Wilhelm, la guerre encore sur ses épaules, lui qui a fait la promesse à son alter-égo mort en pleine guerre, un enfant de lui dans le ventre de Berta. Rudolf qui en jouera jusqu’au bout de la nuit, grincements de dents. Ici, pas d’amour pour une mère, mais des paroles acides, le poids des choses. Berta (fille) « bercée dans le royaume du silence « , pourtant rebelle et assassine.
« C’est ça. Nous sommes trop futiles tous les trois, trop superficiels. C’est cette intériorité qui nous fait défaut, nous n’avons pas la foi. »
Ce récit d’une beauté inouïe est vif et serré comme un café fort. La décadence d’une famille abîmée et meurtrie par la violence d’une quête de sérénité qui n’advient pas. Marianne Fritz délivre un roman sur la folie et les douleurs infinies. Superbe dans son écorce, saisissant par son intrinsèque, « et deux cas désespérés, décida Berta au cours de cette longue nuit, c’est deux fois plus lourd à porter. »

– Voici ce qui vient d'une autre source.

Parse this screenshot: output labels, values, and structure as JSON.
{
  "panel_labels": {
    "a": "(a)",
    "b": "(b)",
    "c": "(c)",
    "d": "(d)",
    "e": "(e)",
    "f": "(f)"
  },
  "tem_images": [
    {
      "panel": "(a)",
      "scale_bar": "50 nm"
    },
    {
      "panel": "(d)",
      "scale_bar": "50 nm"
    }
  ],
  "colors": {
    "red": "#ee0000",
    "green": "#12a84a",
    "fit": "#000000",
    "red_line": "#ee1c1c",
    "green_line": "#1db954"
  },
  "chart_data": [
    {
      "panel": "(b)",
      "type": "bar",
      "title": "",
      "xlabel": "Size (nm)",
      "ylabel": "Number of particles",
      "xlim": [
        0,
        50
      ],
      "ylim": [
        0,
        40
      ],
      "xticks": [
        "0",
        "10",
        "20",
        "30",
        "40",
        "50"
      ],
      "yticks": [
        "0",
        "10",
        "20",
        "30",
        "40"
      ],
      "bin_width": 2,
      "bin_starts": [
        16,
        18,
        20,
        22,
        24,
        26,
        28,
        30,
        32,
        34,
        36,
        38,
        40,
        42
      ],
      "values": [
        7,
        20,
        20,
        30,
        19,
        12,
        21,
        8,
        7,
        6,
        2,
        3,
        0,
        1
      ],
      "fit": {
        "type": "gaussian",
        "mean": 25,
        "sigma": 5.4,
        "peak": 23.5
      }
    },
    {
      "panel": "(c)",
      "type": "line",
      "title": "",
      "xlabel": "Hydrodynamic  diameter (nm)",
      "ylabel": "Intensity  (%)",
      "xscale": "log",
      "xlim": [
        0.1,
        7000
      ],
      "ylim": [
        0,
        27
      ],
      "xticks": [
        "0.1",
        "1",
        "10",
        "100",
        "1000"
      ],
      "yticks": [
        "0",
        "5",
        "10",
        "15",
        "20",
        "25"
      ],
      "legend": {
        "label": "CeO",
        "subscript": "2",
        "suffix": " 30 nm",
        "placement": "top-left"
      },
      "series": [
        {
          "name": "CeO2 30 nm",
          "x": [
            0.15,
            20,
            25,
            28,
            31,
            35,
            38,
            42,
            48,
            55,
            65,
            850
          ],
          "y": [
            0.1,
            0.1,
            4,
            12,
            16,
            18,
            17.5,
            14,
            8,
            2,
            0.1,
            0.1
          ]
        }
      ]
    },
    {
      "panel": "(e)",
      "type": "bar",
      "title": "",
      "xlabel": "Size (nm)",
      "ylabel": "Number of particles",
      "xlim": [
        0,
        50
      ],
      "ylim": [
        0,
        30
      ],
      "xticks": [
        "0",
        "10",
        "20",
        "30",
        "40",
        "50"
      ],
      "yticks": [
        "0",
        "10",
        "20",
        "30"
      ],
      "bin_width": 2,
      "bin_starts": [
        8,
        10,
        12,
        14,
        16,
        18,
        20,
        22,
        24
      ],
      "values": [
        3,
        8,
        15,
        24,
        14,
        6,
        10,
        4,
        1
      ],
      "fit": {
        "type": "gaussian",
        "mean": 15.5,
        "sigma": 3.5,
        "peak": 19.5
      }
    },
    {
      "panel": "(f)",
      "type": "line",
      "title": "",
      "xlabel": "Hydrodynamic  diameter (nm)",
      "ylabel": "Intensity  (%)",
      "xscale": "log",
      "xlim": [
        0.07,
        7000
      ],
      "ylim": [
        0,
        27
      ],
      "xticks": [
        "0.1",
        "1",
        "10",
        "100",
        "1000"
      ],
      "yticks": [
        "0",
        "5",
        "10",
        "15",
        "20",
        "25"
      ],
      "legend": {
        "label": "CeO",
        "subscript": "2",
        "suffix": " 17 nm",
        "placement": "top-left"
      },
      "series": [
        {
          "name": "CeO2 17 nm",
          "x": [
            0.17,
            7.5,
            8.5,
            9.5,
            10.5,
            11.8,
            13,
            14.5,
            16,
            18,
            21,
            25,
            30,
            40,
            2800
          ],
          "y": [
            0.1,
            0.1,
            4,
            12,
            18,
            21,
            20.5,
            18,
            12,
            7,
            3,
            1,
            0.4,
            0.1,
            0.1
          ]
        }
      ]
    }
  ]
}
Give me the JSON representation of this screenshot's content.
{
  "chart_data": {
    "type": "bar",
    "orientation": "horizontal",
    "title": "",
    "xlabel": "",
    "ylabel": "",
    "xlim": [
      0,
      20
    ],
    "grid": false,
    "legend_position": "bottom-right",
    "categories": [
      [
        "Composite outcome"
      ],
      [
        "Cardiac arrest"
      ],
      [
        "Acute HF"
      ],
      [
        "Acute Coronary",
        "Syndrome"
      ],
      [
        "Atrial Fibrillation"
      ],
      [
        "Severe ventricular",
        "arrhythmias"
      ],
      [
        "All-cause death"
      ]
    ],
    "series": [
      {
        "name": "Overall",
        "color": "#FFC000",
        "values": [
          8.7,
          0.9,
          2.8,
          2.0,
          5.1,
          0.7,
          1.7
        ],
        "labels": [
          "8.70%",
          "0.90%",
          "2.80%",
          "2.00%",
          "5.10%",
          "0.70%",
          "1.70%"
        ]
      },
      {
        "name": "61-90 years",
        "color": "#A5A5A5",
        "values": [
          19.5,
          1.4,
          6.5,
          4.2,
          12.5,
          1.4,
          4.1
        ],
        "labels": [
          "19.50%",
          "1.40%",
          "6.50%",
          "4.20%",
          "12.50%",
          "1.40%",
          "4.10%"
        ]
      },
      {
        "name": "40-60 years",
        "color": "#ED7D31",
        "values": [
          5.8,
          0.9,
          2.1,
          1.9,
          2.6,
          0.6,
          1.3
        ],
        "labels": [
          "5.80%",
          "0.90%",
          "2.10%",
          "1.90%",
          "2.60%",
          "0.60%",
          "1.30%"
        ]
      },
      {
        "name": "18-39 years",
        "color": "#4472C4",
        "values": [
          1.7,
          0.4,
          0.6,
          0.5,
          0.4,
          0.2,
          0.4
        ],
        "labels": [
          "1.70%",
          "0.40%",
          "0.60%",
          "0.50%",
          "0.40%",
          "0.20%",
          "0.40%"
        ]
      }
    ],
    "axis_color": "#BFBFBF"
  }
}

« Le temps de la guerre » creuse son sillon, et son symbole souffle des murmures sur les lèvres de Berta. Lumineuse, le poids des choses, l’incomprise qui conversait avec ce qui ne peut se voir au grand jour. Ce livre admirable, acide et bouleversant est un chef-d’œuvre avéré. Le premier roman d’une romancière de renom autrichienne (1948-2007) doté du prix Robert Walser (-19678) et le prix Franz Kafka (2001). Avant-gardiste, décalé, libre, ce grand livre est une gageure littéraire. Berta et son aura immense et inoubliable.
Traduit à la perfection de l’allemand (Autriche) par Stéphanie Lux, les Éditions Le Quartanier éditeur viennent de mettre au monde un roman boréal, inestimable.